Un dolor que no deja ver horizontes, que llena el pecho y lleva a la desesperación, es el que irrumpe en la mente de Julie, en forma de fragmentos de canciones, en Bleu de Krzysztof Kieslowski. Recuerdos dolorosos que aparecen sin anunciarse, que anegan los ojos de lágrimas y se graban como heridas en la piel (Blue songs are like tattoos [Las canciones azules son como tatuajes], canta Joni Mitchell en otra “Blue”). Cuando suena el concierto que el esposo de Julie nunca llegó a terminar por su repentina muerte en un accidente automovilístico, la pantalla funde a negro. La oscuridad es total. Y así es preferible quedarse a veces, en la oscuridad, cuando nada puede aliviar el dolor. Porque hasta cuando parece que hay un poco de calma vuelven a sonar las mismas canciones. Vuelve el color azul. Vuelve a fundir la pantalla a negro. (Por qué / aún / de nuevo / vuelve el viejo dolor / me rompe el pecho / me parte en dos / me cubre de amargura, recitaba Idea Vilariño).

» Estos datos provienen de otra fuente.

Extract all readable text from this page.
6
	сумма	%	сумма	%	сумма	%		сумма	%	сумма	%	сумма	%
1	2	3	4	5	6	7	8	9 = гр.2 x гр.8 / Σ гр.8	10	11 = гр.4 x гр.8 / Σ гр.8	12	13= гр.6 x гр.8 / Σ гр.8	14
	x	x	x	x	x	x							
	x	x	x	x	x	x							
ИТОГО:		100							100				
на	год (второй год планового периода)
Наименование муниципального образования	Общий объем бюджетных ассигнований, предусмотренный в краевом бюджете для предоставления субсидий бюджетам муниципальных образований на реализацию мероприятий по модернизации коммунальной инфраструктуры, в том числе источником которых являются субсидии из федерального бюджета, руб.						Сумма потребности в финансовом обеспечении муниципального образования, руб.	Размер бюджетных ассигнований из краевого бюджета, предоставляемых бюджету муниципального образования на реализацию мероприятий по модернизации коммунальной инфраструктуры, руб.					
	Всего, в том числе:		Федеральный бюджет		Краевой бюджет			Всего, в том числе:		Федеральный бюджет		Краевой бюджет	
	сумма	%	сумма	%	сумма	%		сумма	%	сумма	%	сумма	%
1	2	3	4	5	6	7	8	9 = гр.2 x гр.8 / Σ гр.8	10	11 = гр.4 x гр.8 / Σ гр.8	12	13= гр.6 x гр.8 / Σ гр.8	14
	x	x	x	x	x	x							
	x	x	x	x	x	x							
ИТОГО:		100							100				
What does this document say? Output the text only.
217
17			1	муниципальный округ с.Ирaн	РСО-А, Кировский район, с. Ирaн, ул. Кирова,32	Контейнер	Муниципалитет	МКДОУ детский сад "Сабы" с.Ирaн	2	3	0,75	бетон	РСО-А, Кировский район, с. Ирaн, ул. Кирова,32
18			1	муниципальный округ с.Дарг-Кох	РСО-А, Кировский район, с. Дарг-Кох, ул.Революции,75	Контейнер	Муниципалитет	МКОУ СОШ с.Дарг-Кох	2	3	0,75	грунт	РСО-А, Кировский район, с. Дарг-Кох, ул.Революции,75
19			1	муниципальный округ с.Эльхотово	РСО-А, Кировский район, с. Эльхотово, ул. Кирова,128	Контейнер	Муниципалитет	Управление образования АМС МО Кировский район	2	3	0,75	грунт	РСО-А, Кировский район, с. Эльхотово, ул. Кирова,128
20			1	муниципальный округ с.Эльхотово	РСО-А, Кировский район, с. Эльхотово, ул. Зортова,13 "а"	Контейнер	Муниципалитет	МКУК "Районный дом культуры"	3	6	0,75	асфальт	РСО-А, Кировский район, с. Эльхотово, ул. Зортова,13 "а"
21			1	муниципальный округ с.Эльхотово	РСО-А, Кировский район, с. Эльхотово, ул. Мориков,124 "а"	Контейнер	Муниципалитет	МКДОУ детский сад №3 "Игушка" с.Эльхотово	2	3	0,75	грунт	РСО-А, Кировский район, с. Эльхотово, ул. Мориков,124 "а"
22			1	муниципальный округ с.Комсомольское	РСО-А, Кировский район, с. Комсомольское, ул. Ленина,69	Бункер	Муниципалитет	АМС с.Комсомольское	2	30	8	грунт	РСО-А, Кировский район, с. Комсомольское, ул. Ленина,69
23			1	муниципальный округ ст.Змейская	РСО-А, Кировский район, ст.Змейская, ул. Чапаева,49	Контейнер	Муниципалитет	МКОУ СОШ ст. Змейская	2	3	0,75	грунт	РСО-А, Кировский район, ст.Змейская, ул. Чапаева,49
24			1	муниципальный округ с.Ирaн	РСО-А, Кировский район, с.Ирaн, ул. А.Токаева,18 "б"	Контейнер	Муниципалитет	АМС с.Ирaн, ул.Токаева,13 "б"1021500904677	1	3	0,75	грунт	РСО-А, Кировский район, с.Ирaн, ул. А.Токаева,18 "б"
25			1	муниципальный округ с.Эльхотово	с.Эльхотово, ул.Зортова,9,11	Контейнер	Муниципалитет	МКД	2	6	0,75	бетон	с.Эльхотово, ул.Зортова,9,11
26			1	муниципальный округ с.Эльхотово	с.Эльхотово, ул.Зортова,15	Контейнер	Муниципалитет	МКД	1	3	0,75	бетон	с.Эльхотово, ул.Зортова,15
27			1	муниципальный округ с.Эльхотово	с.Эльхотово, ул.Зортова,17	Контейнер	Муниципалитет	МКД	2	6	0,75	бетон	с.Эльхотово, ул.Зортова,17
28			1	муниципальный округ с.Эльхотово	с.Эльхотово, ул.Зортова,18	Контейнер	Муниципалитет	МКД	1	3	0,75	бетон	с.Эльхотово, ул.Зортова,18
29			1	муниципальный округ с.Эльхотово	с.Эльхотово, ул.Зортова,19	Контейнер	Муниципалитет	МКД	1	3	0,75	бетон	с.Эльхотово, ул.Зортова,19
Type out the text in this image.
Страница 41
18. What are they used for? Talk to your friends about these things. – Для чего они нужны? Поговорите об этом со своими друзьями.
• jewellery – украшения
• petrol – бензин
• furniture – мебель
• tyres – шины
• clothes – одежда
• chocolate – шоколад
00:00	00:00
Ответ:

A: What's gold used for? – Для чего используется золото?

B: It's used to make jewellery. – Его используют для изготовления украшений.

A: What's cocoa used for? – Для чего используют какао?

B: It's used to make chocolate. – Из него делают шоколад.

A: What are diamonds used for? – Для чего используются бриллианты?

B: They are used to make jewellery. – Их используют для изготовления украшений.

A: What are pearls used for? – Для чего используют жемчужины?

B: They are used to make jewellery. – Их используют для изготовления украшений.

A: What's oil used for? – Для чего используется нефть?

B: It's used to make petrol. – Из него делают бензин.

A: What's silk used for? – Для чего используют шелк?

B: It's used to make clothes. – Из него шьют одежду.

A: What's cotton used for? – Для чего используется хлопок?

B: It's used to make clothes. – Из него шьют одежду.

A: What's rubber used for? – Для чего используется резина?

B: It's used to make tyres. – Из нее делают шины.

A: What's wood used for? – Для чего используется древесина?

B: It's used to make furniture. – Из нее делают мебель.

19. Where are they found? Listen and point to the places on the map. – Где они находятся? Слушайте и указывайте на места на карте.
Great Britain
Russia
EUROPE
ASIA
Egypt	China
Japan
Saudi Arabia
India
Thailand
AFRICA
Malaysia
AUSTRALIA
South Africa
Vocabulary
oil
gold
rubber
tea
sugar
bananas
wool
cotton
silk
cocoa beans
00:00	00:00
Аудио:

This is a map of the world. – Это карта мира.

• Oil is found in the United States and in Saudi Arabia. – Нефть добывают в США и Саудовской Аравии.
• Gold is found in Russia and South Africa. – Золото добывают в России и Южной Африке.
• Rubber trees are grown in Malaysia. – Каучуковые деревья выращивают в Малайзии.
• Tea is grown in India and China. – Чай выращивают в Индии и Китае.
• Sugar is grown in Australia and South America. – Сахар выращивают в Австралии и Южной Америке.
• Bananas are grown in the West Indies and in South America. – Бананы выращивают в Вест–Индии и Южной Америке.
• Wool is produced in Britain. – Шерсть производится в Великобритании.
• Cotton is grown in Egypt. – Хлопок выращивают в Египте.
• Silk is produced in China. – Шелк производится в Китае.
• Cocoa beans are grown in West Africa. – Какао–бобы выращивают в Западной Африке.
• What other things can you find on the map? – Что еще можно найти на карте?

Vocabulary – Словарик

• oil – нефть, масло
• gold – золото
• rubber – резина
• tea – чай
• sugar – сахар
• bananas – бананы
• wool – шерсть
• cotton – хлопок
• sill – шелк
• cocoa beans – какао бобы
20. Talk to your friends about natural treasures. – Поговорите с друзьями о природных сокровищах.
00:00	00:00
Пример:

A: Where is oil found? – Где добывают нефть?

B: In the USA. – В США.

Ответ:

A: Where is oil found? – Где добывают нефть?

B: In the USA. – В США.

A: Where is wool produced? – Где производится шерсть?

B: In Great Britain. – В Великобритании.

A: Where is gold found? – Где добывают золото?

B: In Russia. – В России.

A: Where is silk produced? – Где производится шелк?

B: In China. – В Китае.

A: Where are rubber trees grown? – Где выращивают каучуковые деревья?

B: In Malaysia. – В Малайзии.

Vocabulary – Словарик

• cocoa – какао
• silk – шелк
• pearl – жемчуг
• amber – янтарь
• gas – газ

El azul puede tomar muchas formas, no solo canciones, aunque ahora no pueda siquiera escuchar una nota de Lana del Rey (You’ve got a flair / for the violentest kind of love / anywhere out there [Tenés talento / para el tipo de amor / más violento que hay])(1). El dolor se hace cuerpo en lugares, cosas, palabras y hasta gestos. En dibujos sin terminar, que miran con ojos inmóviles desde las páginas de un cuaderno, y en fotos borradas para nunca más ser vistas. If only I’d thought of the right words / I wouldn’t be breaking apart all my pictures of you (Si tan solo hubiera pensado en las palabras correctas / no estaría rompiendo todas mis fotos de vos), canta Robert Smith(2). Poco después del accidente, Julie intenta suicidarse con un frasco de pastillas en el hospital. No lo logra, porque tiene la garganta lastimada por el golpe. Sí pide perdón por intentar suicidarse, y por romper un ventanal para distraer la atención de las enfermeras. A Julie la carcome la culpa, no solo por haber sobrevivido al accidente automovilístico que mató a su esposo y su hija, sino también por los intentos de lastimarse. ¿Y cómo no va a tener culpa, si lo único que puede sentir es autodesprecio? Es irónico que el catolicismo castigue el suicidio como un pecado y a la vez sea tan culpógeno como para promover el autocastigo frente al pecado. Del mismo modo que la ley castiga el intento de suicidio como un crimen. La culpa por intentar lastimarse, o por efectivamente hacerlo, como en la escena en la que Julie se raspa los nudillos contra una pared rugosa, puede llegar a ser paralizante. Es un lugar en donde se conjugan el miedo y la vergüenza y que, a la vez, es extrañamente liberador; como si se rompiera una tensión superficial. Si bien esa liberación se demuele frente a los ojos de una madre preocupada, como los del personaje de Isabella Rossellini cuando mira a Leonard en Two Lovers, o con el roce involuntario de una lastimadura. 

Trois couleurs: Bleu

Julie permanece en la oscuridad durante gran parte de Bleu. Su dolor es tan grande que prefiere dejar ir todo lo que conocía. Vende su casa, se aleja de las personas que la quieren, destruye las partituras de su esposo. Asegura que el amor y la amistad son trampas. Julie no llora. Su ama de casa llora porque ella no puede llorar. Hay veces que el dolor va más allá del llanto. Que los sentimientos abruman tanto que lo único que se desea es no sentir. La libertad de no sentir es lo que busca la protagonista, y es la forma que tiene Kieslowski de referirse al primero de los tres lemas de la Revolución francesa, representados en los colores de la bandera de Francia. Como en La libertad, de Lisandro Alonso, el uso del término es polémico. ¿Qué tanta libertad hay en despojarse del sentimiento? ¿Qué tan libre se es en el abandono de algo de lo que nos hace humanos? La oscuridad se parece más a una cárcel. Y qué seductora parece la oscuridad a veces. Querer la oscuridad tiene algo de goce, de regodeo, una forma extraña y nociva de libertad. Es como si en la oscuridad nos pudiéramos liberar de todo, de ese dolor indecible que, a veces, significa vivir, y vivir con otros.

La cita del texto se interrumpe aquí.